My family discovered The 100 (which I'm quite shocked that Showcase or Space didn't pick up, because it gets surprisingly good later on) via Netflix, and we determined that it was a better value to just keep a Netflix subscription going rather than buy a superstation package to watch it "live". Would you agree that ad-free, video-on-demand movies and TV series are a better value than America's fifth-largest TV network and Chicago Cubs/White Sox baseball?
In some cases, having digital rights to a program can be more valuable than rights to air it linear and in simulcast. As an example, look at Empire. In the U.S., it's a ratings juggernaut, and Shomi said that it was one of their most popular shows. When it aired on City, it flopped. Due to its extremely specific focus on U.S. hip-hop music, from an international standpoint, Empire is essentially a "niche" program that more than likely would have been picked up by a cable channel (If MuchMusic still cared about music-related programs, it would have fit them like a glove) if SVOD wasn't as ubiquitous. But now there's options.

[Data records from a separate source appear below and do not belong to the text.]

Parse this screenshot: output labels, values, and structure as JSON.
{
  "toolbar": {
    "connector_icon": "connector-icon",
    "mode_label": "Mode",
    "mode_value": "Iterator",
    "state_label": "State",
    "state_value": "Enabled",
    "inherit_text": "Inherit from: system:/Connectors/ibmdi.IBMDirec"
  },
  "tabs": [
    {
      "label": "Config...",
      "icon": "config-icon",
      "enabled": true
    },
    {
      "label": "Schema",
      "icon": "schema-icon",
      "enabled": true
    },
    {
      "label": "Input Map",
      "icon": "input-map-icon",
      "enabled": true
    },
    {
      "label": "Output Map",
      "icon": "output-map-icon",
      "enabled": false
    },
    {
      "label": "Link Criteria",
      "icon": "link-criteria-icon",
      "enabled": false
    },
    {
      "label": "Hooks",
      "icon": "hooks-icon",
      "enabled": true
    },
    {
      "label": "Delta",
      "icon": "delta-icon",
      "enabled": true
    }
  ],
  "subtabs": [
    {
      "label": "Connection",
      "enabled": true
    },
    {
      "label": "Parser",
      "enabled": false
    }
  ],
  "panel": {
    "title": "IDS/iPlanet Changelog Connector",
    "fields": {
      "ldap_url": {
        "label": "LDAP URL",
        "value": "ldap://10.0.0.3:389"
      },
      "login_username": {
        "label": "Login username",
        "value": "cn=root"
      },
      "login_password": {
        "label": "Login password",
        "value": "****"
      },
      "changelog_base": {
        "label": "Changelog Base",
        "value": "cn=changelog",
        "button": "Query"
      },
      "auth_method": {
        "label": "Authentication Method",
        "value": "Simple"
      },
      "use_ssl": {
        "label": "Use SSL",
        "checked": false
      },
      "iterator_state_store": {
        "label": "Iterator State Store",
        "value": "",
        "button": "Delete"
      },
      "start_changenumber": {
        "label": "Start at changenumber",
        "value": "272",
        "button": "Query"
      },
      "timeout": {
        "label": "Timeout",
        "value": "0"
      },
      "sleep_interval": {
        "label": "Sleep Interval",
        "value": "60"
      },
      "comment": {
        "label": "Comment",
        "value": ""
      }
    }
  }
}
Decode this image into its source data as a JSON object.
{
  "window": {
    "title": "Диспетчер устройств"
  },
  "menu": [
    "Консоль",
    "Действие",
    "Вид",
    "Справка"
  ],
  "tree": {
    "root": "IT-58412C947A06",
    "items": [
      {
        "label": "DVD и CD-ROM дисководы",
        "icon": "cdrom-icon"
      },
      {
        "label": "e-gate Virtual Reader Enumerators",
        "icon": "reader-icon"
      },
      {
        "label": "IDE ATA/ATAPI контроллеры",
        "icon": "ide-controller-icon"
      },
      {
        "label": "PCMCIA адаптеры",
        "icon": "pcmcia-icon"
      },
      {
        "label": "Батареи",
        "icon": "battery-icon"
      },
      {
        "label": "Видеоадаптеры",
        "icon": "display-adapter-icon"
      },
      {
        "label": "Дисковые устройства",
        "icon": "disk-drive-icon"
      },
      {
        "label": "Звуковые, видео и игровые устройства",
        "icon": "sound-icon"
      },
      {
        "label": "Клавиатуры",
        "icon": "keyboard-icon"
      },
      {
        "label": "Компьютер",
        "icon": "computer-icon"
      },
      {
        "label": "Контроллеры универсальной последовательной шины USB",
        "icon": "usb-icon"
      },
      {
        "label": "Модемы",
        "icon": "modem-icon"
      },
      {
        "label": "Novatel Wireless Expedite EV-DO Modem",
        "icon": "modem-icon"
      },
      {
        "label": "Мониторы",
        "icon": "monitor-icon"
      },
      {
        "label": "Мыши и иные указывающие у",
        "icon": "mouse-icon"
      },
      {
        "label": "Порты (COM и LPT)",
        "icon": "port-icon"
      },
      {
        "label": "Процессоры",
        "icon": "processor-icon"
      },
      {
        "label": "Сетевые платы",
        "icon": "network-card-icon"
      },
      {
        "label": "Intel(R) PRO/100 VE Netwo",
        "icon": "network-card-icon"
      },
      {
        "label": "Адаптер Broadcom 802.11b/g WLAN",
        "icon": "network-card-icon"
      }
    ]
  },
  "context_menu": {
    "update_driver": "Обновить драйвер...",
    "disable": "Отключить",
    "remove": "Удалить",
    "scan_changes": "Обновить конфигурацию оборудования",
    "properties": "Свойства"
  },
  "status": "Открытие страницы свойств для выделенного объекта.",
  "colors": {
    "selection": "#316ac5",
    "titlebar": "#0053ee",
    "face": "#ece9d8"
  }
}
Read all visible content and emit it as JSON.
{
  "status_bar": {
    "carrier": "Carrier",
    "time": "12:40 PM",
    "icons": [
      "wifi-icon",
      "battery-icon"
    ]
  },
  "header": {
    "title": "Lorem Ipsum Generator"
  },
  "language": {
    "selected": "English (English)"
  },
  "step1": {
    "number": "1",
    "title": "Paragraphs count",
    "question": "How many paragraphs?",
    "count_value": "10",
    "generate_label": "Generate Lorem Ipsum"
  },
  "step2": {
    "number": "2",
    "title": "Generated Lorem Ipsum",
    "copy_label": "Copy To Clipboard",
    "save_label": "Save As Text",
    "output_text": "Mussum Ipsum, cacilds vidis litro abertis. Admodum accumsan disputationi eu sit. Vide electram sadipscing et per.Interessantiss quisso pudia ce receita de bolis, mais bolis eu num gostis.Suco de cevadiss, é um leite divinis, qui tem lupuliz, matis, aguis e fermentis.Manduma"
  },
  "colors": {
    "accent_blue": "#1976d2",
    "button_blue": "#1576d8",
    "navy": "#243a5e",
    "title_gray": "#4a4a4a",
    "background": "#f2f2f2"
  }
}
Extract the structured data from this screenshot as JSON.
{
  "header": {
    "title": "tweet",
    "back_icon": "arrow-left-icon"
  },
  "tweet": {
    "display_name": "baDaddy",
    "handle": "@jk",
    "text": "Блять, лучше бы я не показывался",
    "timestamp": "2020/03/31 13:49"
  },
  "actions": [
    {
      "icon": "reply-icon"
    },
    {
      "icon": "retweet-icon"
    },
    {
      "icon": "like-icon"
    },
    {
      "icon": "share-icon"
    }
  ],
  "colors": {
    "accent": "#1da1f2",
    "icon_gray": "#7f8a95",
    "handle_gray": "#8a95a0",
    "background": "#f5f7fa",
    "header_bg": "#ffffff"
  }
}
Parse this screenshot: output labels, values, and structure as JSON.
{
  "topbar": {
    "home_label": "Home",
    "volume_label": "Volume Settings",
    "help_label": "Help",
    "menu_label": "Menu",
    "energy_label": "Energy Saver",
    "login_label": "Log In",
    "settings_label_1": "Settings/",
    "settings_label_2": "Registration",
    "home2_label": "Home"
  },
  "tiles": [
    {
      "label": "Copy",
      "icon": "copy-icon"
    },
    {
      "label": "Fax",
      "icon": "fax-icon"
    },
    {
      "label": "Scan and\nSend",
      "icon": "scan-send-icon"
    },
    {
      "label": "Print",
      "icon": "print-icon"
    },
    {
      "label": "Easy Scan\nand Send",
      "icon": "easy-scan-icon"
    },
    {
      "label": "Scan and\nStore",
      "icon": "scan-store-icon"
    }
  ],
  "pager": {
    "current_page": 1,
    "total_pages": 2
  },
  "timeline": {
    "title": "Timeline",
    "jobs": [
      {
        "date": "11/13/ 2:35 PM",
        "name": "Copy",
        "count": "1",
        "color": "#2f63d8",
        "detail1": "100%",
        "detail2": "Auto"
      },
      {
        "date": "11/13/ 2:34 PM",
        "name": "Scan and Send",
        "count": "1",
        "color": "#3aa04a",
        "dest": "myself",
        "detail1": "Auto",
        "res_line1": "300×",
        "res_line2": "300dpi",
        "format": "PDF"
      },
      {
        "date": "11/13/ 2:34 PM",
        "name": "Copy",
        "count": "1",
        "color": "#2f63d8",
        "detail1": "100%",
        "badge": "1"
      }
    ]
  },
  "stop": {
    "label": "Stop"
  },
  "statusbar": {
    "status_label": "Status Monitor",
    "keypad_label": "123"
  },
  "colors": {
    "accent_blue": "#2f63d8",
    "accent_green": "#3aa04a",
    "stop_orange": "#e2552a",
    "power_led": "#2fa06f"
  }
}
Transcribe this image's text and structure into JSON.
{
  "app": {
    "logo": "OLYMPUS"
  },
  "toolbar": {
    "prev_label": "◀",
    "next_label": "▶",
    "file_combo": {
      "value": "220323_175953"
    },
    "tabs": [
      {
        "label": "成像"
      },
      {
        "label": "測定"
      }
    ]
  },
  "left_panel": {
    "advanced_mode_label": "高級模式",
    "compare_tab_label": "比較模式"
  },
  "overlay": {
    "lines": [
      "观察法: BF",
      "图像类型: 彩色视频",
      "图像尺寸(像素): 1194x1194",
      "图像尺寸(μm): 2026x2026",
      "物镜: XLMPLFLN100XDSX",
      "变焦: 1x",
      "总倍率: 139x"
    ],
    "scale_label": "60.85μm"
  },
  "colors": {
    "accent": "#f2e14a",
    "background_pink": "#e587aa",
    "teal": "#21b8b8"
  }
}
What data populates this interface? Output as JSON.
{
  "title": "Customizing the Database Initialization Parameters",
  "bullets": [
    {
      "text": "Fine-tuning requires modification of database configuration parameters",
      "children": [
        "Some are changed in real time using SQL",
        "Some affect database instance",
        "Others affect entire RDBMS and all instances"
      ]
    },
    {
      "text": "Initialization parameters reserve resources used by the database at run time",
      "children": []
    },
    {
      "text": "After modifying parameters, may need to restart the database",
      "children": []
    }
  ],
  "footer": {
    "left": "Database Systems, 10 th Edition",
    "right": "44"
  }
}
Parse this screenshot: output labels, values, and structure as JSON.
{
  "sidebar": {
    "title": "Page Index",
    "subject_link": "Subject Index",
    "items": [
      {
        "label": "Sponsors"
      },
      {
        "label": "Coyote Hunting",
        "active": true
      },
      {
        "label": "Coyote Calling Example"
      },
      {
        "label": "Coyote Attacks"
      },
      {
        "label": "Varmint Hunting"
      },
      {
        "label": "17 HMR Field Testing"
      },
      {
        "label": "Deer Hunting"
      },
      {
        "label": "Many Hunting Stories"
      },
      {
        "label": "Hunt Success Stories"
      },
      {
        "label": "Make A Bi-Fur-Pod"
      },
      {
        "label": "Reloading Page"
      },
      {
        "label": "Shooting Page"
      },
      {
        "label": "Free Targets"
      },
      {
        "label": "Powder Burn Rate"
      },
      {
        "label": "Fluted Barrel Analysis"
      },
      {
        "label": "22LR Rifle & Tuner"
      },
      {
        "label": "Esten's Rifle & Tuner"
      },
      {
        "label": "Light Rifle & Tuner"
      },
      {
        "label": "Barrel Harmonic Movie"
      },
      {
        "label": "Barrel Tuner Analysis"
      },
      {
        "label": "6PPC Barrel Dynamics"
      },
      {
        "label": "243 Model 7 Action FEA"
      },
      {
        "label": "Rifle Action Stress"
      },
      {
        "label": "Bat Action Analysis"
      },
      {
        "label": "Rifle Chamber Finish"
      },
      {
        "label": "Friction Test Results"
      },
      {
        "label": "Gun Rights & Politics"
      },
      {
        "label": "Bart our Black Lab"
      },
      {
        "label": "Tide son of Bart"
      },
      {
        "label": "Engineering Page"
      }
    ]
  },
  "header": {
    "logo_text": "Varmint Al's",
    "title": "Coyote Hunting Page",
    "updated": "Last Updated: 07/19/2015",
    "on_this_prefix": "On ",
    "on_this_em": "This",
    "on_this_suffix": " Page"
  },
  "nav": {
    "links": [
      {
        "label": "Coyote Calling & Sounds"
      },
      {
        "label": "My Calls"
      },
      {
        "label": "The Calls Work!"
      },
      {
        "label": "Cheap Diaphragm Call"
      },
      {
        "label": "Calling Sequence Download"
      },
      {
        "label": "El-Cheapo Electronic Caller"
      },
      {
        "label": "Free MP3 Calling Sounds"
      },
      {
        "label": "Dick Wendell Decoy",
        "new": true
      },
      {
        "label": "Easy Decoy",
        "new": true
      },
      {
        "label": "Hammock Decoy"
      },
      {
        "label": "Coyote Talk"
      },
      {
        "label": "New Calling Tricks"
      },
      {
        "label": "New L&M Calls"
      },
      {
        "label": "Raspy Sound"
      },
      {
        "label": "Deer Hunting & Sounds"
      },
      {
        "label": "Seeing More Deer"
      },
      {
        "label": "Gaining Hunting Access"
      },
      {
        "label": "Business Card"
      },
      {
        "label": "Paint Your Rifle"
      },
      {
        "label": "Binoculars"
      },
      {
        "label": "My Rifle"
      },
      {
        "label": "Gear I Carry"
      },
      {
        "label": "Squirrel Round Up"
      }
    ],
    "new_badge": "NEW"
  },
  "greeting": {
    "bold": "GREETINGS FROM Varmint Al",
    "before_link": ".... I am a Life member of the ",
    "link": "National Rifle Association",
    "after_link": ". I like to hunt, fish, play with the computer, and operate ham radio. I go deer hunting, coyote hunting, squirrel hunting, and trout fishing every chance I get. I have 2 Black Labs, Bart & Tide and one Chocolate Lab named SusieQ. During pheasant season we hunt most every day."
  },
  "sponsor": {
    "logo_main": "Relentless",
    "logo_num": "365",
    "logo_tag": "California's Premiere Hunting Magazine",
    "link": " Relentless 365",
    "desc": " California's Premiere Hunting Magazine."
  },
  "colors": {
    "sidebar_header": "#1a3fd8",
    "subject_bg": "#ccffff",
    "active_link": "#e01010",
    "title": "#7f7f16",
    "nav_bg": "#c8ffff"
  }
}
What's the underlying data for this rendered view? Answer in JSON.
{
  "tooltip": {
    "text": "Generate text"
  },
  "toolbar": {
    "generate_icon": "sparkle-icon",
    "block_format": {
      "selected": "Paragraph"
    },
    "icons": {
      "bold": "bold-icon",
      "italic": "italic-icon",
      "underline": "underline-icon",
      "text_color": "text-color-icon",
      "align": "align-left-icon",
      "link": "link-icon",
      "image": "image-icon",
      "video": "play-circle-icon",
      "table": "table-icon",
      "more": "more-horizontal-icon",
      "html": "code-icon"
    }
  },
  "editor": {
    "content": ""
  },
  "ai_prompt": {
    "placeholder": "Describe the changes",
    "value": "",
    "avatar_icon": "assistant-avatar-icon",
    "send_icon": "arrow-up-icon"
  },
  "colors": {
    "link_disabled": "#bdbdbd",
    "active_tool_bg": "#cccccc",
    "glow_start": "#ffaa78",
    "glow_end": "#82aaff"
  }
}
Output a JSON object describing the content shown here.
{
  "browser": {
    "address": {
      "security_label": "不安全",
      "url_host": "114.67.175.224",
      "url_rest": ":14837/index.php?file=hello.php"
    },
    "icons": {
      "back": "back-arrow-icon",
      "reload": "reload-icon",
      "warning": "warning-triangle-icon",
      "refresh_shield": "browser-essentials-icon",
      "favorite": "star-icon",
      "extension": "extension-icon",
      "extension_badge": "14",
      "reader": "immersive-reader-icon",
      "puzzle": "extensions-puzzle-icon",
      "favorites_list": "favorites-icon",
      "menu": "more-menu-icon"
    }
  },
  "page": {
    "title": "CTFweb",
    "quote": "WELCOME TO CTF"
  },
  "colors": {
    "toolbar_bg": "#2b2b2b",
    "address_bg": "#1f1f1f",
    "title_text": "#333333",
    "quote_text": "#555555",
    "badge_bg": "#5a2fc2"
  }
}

I think that this type of environment may actually encourage the production of more Canadian content. With more U.S. programs being picked up in Canada exclusively for SVOD rather than simsubs, there's more room on the schedule for original programming. Then, you can sell them to or co-produce them with a SVOD service (see Between, which is a co-production of City and Netflix, and Discovery Channel's Frontier) or another broadcaster (see Orphan Black, Space and BBC America) for international distribution.
Last edited by Viper550; 2016-06-02 at 01:52 PM.